Le président américain a entamé ses premières commémorations du 11-Septembre en observant une minute de silence sur la pelouse de la Maison-Blanche, à 08h 46, l'heure exacte à laquelle un premier avion détourné avait percuté l'une des deux tours du World Trade Center (WTC) à New York. Barack Obama, son épouse Michelle à ses côtés, a porté sa main sur le cœur au moment où a retenti la sonnerie aux morts rendant hommage aux victimes. Au même moment, à New York, de nombreux Américains plongés dans le recueillement et la tristesse se réunissaient sur le site de « Ground Zero », où résonnait le son lugubre de cornemuses. New-Yorkais, pompiers, policiers, ainsi que le vice-président américain Joe Biden étaient présents sur les lieux de l'attentat, au sud de l'île de Manhattan, où la pluie et le ciel gris rajoutaient à l'ambiance mélancolique de cette journée consacrée au souvenir.

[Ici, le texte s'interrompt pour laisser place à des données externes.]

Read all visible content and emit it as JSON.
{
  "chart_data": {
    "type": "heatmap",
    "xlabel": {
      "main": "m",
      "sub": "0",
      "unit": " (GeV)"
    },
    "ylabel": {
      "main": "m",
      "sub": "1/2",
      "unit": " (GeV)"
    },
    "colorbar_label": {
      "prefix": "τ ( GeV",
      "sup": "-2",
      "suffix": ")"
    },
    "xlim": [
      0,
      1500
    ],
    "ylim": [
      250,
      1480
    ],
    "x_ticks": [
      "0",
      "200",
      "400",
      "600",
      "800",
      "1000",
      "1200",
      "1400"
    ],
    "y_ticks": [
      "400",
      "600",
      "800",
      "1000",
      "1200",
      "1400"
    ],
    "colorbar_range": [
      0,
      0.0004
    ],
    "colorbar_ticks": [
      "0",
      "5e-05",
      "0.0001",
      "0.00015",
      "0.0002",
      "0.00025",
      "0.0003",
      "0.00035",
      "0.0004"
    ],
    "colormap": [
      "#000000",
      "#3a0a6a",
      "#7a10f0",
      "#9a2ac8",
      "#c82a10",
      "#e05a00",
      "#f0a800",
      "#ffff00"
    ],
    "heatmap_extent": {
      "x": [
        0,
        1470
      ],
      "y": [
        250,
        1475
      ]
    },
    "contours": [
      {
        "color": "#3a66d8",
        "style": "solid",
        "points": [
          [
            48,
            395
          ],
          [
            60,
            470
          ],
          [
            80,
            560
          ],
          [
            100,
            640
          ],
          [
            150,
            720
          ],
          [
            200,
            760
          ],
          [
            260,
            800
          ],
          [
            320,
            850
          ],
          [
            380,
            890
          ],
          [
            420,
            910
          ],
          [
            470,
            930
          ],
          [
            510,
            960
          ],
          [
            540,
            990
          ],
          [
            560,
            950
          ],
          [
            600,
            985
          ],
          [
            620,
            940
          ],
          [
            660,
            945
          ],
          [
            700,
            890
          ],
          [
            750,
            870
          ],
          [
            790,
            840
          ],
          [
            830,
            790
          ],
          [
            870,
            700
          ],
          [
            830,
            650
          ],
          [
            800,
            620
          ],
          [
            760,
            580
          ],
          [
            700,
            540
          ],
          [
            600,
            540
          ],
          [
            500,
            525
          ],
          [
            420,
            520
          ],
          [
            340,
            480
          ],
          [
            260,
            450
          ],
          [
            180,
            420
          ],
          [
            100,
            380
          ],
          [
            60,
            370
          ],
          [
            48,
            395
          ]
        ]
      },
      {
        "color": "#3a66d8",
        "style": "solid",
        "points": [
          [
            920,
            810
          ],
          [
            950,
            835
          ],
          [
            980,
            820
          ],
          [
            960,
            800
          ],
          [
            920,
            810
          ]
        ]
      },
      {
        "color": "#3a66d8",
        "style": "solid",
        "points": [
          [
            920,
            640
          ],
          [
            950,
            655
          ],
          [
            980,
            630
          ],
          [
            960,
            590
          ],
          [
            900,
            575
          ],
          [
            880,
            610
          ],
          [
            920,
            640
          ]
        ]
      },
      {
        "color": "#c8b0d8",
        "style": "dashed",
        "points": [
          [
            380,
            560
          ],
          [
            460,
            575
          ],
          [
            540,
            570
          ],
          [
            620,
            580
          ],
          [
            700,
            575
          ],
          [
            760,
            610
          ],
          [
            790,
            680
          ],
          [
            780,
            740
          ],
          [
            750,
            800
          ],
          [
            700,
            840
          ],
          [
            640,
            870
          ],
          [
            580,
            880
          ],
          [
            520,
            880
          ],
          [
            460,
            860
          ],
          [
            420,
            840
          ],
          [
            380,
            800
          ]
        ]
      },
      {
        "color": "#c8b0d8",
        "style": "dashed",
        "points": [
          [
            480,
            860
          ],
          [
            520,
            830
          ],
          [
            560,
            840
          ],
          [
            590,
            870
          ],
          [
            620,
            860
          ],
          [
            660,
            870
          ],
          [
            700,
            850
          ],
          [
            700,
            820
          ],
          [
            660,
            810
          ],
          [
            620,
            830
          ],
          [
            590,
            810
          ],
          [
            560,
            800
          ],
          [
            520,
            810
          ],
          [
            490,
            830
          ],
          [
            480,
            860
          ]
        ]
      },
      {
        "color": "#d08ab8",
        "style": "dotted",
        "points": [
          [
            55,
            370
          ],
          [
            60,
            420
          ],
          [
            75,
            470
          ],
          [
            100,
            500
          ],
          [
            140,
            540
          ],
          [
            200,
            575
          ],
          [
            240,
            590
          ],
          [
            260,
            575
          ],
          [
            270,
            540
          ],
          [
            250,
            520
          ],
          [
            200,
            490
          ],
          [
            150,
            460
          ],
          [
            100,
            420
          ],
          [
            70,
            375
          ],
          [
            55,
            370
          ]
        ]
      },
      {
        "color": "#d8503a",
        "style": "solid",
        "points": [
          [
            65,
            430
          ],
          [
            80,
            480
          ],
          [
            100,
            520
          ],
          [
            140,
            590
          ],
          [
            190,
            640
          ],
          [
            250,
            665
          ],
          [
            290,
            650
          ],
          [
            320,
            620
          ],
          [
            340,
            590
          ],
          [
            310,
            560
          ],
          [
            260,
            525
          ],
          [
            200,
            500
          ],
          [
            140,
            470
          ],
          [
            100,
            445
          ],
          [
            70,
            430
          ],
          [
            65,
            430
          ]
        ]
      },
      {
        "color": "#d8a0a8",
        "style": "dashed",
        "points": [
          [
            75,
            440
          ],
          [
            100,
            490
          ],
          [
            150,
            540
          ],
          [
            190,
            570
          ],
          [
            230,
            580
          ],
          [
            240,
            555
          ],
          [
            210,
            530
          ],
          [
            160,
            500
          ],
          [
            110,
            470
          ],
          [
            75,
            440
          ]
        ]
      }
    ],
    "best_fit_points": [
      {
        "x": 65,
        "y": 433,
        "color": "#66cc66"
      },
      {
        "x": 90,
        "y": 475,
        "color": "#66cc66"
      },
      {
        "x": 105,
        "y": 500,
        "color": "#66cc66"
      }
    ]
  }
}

Près de 3 000 personnes sont mortes, dont 2 752 à New York, le 11 septembre 2001 dans les attentats menés par el-Qaëda, qui avaient amené l'ancien président George W. Bush à envahir l'Irak et l'Afghanistan dans le cadre de sa « guerre contre le terrorisme ». « Les actes d'abnégation » des volontaires qui sont intervenus et des 343 pompiers morts dans la chute des tours « sont gravés dans l'histoire de notre ville », a déclaré le maire de New York, Michael Bloomberg
Alors qu'à New York, des familles de victimes égrenaient les noms de leurs proches tués dans les attentats, à Washington, le président américain se rendait au Pentagone où un Boeing d'American Airlines s'était écrasé sur le bâtiment qui abrite le ministère de la Défense, tuant 184 personnes. Barack Obama a assuré devant des familles de victimes, sur le lieu de recueillement inauguré l'an dernier par George W. Bush, que les États-Unis ne « faiblir(aient) jamais dans la traque d'el-Qaëda ». M. Obama qui a déposé une gerbe en mémoire des victimes a aussi exprimé l'immensité de la peine causée par les attentats : « Les saisons qui passent ne peuvent pas diminuer la douleur (...) ; le temps qui passe, le ciel noir ne pourront jamais atténuer la signification de cet instant ». Daniel Jackson, 45 ans, trempé sous la pluie, qui a perdu son beau-père dans les attentats, a expliqué à l'AFP qu'il était « très en colère quand c'est arrivé. Mais huit ans ont passé et je me suis calmé ». Il regrette toutefois que les terroristes n'aient pas encore été jugés, ce qui le rend « fou ».
Signe des tensions, toujours vives, qui traversent la société américaine à l'évocation du 11-Septembre, la chaîne CNN a annoncé un peu vite que des coups de feu avaient été tirés par la police non loin du Pentagone au moment où le président s'y trouvait. Quelques minutes plus tard, la chaîne précisait qu'il s'agissait seulement d'un exercice des garde-côtes.
À Moscou, le Premier ministre russe Vladimir Poutine a exprimé ses condoléances, estimant que le 11-Septembre était « une bonne façon de ne pas oublier que nous devons mettre nos différences de côté » quand il s'agit de « lutter contre la menace » terroriste. L'ambassadeur américain en Afghanistan a estimé, quant à lui, que le meilleur hommage à rendre aux victimes était d'atteindre « la paix » en Afghanistan.